Right now, the New York press is devouring Mr. Rushdie’s socializing; his nights on the town at Pastis or Tabla or the King Cole Bar at the St. Regis Hotel, or the possibility, as Neal Travis reported in the New York Post , that the author may be considering an acting career. That’s why the reporters and the photographers at this year’s PEN Literary Gala April 10 at The New York State Theater all seemed to have one question. “Is Rushdie coming?” He never did.
Those who devour as code the gossip columns divining that Mr. Rushdie wants New York, and by extension, the U.S. market, to pay attention. When Mr. Amis did that, some here rolled their eyes. In Mr. Rushdie’s case, they are looking over their shoulders. As one literary agent put: “None of us think it’s going to be a lone gunman’s bullet. It’s going to be the World Trade Center all over again.”
Yet keeping Mr. Rushdie safe seems to be less of a high-maintenance job these days. One British publisher who came through town in March recalled a dinner party four years ago. “Two officers came a few days before it, checked over the guest list, and asked where we would be seating him,” said the publisher. “On the night of the dinner party, everyone had to arrive at a certain time. There was one policeman in a back room, and two outside in a car. Once the guests arrived, the police phoned Salman and we waited for him to arrive.”
At a dinner New Yorker editor Tina Brown threw in New York in 1996, guests were asked to give their social security numbers in advance. When David Remnick threw a dinner to celebrate the publication of The Ground Beneath Her Feet in 1999, the location of the restaurant was kept secret until the day before the party.
But at the 1999 PEN Literary Gala, Mr. Rushdie appeared to just show up at Cipriani 42nd Street, even though raucous picketing outside by a local restaurant union could have been deemed a security risk.
Listening to the trials and tribulations of Mr. Rushdie in New York, Mr. Davis-who takes his security quite seriously-remarked, “I wouldn’t be surprised if this were a clever promotional ploy…He realizes that if he’s going to write another book, he’s going to need exposure. Part of being a successful author is making appearances and pushing your book.”

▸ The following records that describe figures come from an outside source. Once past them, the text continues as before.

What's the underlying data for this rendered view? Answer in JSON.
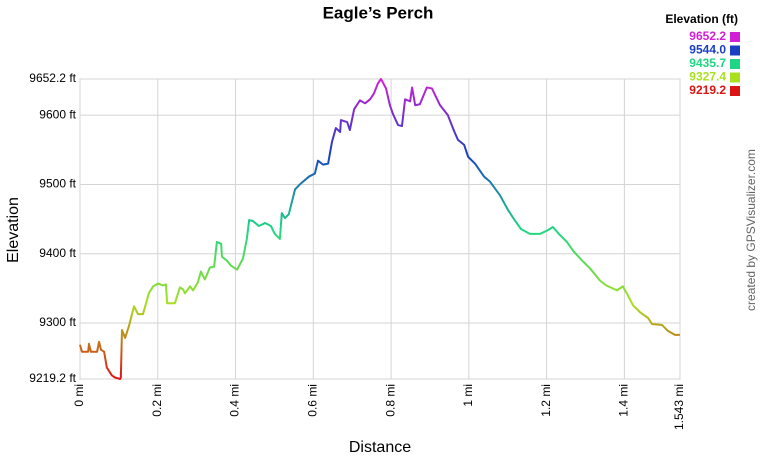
{
  "chart_data": {
    "type": "line",
    "title": "Eagle’s Perch",
    "x_label": "Distance",
    "y_label": "Elevation",
    "credit": "created by GPSVisualizer.com",
    "grid": true,
    "xlim": [
      0,
      1.543
    ],
    "ylim": [
      9219.2,
      9652.2
    ],
    "xticks": [
      {
        "value": 0,
        "label": "0 mi"
      },
      {
        "value": 0.2,
        "label": "0.2 mi"
      },
      {
        "value": 0.4,
        "label": "0.4 mi"
      },
      {
        "value": 0.6,
        "label": "0.6 mi"
      },
      {
        "value": 0.8,
        "label": "0.8 mi"
      },
      {
        "value": 1,
        "label": "1 mi"
      },
      {
        "value": 1.2,
        "label": "1.2 mi"
      },
      {
        "value": 1.4,
        "label": "1.4 mi"
      },
      {
        "value": 1.543,
        "label": "1.543 mi"
      }
    ],
    "yticks": [
      {
        "value": 9219.2,
        "label": "9219.2 ft"
      },
      {
        "value": 9300,
        "label": "9300 ft"
      },
      {
        "value": 9400,
        "label": "9400 ft"
      },
      {
        "value": 9500,
        "label": "9500 ft"
      },
      {
        "value": 9600,
        "label": "9600 ft"
      },
      {
        "value": 9652.2,
        "label": "9652.2 ft"
      }
    ],
    "legend": {
      "title": "Elevation (ft)",
      "entries": [
        {
          "value": 9652.2,
          "color": "#d21fd6"
        },
        {
          "value": 9544,
          "label": "9544.0",
          "color": "#1a3fc4"
        },
        {
          "value": 9435.7,
          "color": "#1fd684"
        },
        {
          "value": 9327.4,
          "color": "#a8e01f"
        },
        {
          "value": 9219.2,
          "color": "#dc1414"
        }
      ]
    },
    "x": [
      0,
      0.005,
      0.021,
      0.023,
      0.028,
      0.044,
      0.049,
      0.054,
      0.062,
      0.069,
      0.082,
      0.09,
      0.103,
      0.105,
      0.108,
      0.116,
      0.126,
      0.139,
      0.149,
      0.162,
      0.177,
      0.188,
      0.201,
      0.213,
      0.221,
      0.224,
      0.244,
      0.257,
      0.265,
      0.27,
      0.283,
      0.291,
      0.303,
      0.311,
      0.321,
      0.334,
      0.345,
      0.352,
      0.363,
      0.365,
      0.378,
      0.388,
      0.404,
      0.419,
      0.429,
      0.435,
      0.445,
      0.46,
      0.476,
      0.491,
      0.501,
      0.514,
      0.519,
      0.527,
      0.537,
      0.553,
      0.568,
      0.589,
      0.604,
      0.612,
      0.625,
      0.638,
      0.648,
      0.658,
      0.669,
      0.671,
      0.687,
      0.694,
      0.705,
      0.72,
      0.733,
      0.746,
      0.756,
      0.766,
      0.774,
      0.787,
      0.797,
      0.805,
      0.818,
      0.828,
      0.836,
      0.849,
      0.854,
      0.862,
      0.874,
      0.892,
      0.905,
      0.926,
      0.946,
      0.962,
      0.972,
      0.988,
      0.998,
      1.016,
      1.039,
      1.054,
      1.08,
      1.101,
      1.116,
      1.134,
      1.157,
      1.183,
      1.204,
      1.216,
      1.234,
      1.252,
      1.27,
      1.294,
      1.312,
      1.337,
      1.353,
      1.381,
      1.396,
      1.409,
      1.422,
      1.44,
      1.461,
      1.471,
      1.497,
      1.512,
      1.53,
      1.543
    ],
    "values": [
      9268.6,
      9258.6,
      9258.6,
      9270.0,
      9258.6,
      9258.6,
      9272.9,
      9261.4,
      9258.6,
      9235.7,
      9224.3,
      9221.4,
      9219.2,
      9221.4,
      9290.0,
      9278.6,
      9295.7,
      9324.3,
      9312.9,
      9312.9,
      9342.9,
      9352.9,
      9357.1,
      9354.3,
      9355.7,
      9328.6,
      9328.6,
      9351.4,
      9348.6,
      9342.9,
      9352.9,
      9347.1,
      9358.6,
      9374.3,
      9362.9,
      9380.0,
      9381.4,
      9417.1,
      9414.3,
      9395.7,
      9390.0,
      9382.9,
      9377.1,
      9392.9,
      9421.4,
      9448.6,
      9447.1,
      9440.0,
      9444.3,
      9440.0,
      9428.6,
      9421.4,
      9458.6,
      9451.4,
      9457.1,
      9492.9,
      9501.4,
      9511.4,
      9515.7,
      9534.3,
      9528.6,
      9530.0,
      9561.4,
      9581.4,
      9575.7,
      9592.9,
      9590.0,
      9578.6,
      9608.6,
      9621.4,
      9617.1,
      9622.9,
      9631.4,
      9645.7,
      9652.2,
      9638.6,
      9614.3,
      9601.4,
      9585.7,
      9584.3,
      9622.9,
      9620.0,
      9640.0,
      9614.3,
      9615.7,
      9640.0,
      9638.6,
      9614.3,
      9600.0,
      9577.1,
      9564.3,
      9557.1,
      9540.0,
      9530.0,
      9511.4,
      9504.3,
      9484.3,
      9462.9,
      9450.0,
      9435.7,
      9428.6,
      9428.6,
      9434.3,
      9438.6,
      9427.1,
      9417.1,
      9402.9,
      9388.6,
      9378.6,
      9361.4,
      9354.3,
      9347.1,
      9352.9,
      9340.0,
      9325.7,
      9315.7,
      9307.1,
      9298.6,
      9297.1,
      9288.6,
      9282.9,
      9282.9
    ]
  }
}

Part of being a successful writer, however, is to keep on living, and not in the narrow sense of the word.
In a piece on Elián Gonzalez for The New York Times Syndicate, Mr. Rushdie noted that the 6-year-old “has become a political football and-take the word of someone who knows what that’s like-the first consequence of becoming a football is that you cease to be thought of as a living, feeling human being. A football is inanimate, and its purpose is to be kicked around.”